Almost a year ago, the Pennsylvania Supreme Court decided the matter of Lorino v. Workers’ Compensation Appeals Board (Commonwealth of Pennsylvania), 266 A.3d 487 (Pa. 2021), which directed that attorney fees “shall” be awarded when an injured worker prevails in a litigated matter. As is well known, the Pennsylvania Workers’ Compensation Act has always been interpreted to allow attorney fees charged against the employer/insurance carrier only if the employer failed to demonstrate the contest of the litigation was “unreasonable”—thus the term “unreasonable contest attorney fees.” To put it mildly, the award of attorney fees assessed against the insurance company was the exception to the rule. Even in the most unreasonable of contests, attorney fees were traditionally assessed in nominal amounts and were always stayed by the Workers’ Compensation Appeals Board, in the few cases where they were awarded.

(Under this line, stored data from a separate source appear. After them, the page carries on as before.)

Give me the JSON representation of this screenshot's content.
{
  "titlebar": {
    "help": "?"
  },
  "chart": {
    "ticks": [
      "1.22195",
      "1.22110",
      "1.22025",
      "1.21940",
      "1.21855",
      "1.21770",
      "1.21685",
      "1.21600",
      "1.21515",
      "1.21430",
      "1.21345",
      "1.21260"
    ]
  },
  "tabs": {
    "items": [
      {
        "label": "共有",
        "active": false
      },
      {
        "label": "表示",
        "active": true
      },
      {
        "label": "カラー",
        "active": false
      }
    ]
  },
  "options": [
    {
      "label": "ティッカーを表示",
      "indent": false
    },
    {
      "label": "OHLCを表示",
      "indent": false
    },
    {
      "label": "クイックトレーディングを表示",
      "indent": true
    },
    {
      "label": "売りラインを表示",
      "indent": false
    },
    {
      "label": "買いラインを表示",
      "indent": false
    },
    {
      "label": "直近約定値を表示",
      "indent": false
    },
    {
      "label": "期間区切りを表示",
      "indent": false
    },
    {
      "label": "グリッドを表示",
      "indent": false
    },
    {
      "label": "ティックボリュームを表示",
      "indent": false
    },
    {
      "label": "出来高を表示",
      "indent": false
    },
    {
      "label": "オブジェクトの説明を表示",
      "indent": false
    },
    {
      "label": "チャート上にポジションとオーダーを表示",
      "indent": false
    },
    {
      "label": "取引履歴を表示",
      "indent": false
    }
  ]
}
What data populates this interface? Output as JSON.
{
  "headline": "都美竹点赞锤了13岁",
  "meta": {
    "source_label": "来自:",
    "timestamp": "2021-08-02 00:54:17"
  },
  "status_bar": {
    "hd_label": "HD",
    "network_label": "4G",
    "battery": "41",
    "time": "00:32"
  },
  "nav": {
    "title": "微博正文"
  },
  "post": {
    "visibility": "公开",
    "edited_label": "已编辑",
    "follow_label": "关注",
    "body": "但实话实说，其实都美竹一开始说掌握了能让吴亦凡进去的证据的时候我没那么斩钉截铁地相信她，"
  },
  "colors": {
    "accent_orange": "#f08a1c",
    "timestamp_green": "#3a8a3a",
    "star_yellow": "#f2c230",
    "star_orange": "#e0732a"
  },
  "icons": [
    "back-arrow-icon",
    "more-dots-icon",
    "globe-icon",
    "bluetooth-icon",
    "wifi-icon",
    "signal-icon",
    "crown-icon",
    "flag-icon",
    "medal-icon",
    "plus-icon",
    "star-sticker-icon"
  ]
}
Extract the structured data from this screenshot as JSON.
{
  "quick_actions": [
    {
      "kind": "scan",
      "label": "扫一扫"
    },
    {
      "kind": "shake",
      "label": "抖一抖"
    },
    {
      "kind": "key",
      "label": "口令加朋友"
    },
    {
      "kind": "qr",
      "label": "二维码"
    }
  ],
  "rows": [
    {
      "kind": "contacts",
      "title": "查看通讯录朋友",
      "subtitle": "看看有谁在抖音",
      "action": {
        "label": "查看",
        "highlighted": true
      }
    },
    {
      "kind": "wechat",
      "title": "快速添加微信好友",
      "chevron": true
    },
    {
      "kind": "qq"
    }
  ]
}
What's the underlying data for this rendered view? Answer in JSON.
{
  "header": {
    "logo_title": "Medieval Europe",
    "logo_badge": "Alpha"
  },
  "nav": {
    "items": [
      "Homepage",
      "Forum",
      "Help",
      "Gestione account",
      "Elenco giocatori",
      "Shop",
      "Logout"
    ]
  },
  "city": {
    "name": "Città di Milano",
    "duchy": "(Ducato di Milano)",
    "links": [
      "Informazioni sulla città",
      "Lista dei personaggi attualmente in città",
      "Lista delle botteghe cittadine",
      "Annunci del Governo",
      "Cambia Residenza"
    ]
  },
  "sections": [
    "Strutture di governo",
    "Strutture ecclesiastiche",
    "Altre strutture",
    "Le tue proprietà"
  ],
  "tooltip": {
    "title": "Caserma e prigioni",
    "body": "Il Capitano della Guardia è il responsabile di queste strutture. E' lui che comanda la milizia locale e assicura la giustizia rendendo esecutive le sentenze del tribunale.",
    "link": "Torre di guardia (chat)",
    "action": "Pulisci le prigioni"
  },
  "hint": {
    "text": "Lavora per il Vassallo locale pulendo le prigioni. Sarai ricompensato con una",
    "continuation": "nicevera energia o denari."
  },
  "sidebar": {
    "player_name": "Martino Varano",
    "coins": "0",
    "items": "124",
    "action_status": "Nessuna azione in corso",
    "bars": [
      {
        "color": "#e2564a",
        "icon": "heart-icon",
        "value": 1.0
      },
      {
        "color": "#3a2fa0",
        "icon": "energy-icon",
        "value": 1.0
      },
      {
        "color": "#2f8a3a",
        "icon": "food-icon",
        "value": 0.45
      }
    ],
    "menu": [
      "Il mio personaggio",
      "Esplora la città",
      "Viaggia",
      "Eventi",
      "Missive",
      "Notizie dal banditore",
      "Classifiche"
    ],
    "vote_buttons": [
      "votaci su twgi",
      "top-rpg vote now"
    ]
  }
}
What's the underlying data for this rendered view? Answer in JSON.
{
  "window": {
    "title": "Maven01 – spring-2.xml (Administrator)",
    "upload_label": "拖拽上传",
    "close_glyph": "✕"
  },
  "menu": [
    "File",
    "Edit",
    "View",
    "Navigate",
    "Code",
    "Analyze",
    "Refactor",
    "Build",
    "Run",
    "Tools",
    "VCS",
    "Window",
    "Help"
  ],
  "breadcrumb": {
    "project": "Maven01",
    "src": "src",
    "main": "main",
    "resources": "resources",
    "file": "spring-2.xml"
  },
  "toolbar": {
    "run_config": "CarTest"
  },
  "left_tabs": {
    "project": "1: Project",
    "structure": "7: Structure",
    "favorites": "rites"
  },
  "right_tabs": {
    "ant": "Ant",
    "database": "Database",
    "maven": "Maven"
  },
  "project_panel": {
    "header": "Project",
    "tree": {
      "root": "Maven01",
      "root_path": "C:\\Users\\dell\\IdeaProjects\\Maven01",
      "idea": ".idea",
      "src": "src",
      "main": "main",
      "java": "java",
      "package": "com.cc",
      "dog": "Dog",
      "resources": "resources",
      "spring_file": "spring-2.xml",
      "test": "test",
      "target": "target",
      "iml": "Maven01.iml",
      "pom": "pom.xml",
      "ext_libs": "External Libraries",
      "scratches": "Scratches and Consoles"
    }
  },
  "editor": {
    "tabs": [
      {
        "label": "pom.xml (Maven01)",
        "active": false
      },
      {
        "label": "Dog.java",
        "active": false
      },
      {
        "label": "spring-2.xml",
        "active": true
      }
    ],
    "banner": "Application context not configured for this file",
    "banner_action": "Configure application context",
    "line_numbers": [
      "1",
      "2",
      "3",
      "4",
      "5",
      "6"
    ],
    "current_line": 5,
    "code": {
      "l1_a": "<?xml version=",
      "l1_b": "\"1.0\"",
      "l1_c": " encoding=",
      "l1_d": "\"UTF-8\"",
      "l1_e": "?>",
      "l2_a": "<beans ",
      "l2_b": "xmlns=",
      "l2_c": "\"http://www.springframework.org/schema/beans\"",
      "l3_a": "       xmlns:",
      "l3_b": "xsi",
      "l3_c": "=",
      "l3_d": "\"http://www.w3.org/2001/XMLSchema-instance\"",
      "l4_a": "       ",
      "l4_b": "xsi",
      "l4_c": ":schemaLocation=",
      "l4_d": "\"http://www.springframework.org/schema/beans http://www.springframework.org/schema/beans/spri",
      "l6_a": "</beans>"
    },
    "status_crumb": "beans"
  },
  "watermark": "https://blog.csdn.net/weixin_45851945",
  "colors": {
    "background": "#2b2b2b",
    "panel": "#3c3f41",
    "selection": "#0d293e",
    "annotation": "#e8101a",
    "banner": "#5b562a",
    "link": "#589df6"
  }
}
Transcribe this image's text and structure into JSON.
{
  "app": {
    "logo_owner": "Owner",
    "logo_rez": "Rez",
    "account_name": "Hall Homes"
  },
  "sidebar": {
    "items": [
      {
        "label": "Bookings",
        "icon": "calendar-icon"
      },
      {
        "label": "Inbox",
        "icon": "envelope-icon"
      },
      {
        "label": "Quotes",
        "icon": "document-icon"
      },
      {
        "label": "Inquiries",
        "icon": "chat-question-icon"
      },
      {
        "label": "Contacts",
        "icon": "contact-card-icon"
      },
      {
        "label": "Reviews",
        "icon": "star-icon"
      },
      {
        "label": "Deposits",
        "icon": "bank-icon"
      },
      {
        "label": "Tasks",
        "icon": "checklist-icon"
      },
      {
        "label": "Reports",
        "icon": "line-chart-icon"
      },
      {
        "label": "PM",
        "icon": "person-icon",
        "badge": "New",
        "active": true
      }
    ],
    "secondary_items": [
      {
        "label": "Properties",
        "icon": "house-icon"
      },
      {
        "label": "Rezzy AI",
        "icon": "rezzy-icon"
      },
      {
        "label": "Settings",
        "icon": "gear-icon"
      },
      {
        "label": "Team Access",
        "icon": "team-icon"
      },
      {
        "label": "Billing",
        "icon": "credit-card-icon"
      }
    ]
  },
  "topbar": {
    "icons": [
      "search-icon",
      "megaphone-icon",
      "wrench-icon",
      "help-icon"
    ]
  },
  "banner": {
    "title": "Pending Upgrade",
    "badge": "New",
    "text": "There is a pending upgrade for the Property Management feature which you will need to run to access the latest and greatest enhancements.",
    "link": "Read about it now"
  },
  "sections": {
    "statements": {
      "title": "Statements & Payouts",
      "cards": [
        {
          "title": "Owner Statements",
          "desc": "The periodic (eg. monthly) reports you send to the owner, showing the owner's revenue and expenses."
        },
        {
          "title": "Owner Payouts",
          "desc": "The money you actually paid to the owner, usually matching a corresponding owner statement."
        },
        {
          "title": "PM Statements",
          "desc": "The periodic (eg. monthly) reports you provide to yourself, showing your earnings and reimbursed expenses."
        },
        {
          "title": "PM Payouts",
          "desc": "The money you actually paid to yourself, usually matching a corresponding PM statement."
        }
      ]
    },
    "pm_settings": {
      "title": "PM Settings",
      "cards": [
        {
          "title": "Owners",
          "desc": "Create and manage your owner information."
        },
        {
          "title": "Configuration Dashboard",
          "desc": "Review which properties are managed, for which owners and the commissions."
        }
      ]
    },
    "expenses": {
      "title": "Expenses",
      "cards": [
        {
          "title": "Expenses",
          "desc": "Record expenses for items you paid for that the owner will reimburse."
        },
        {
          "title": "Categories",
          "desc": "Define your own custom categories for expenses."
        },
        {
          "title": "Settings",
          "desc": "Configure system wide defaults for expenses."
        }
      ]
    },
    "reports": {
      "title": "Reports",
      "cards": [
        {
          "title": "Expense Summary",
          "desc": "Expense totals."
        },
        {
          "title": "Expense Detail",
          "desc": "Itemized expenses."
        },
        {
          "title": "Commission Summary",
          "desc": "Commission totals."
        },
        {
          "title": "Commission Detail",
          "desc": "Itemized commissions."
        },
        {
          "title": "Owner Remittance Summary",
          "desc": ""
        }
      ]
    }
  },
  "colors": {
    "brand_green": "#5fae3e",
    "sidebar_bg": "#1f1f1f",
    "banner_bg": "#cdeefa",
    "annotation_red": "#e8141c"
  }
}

The tide began to shift, ever so slightly with cases like Gabriel v. Workers’ Compensation Appeals Board (Procter and Gamble Products), 242 A.3d 956 (Pa. Cmmw. Ct. 2020), which allowed for the mere failure of an employer to file a bureau document in a timely manner to be considered an unreasonable contest. Gabriel was followed by the Pennsylvania Supreme Court case that completely upended the status quo that had been in place from time immemorial. In Lorino v. Workers’ Compensation Appeals Board (Commonwealth of Pennsylvania), the Supreme Court expanded employer-funded attorney fees, even where the employer establishes a reasonable basis for the contest. Unbeknownst to almost anyone, apparently the appellate courts of Pennsylvania have consistently misconstrued Section 440 of the act in failing to award attorney fees to a claimant when an employer had established a reasonable basis for its contest. Lorino turned on the meaning of the terms “shall” and “may” found in Section 440.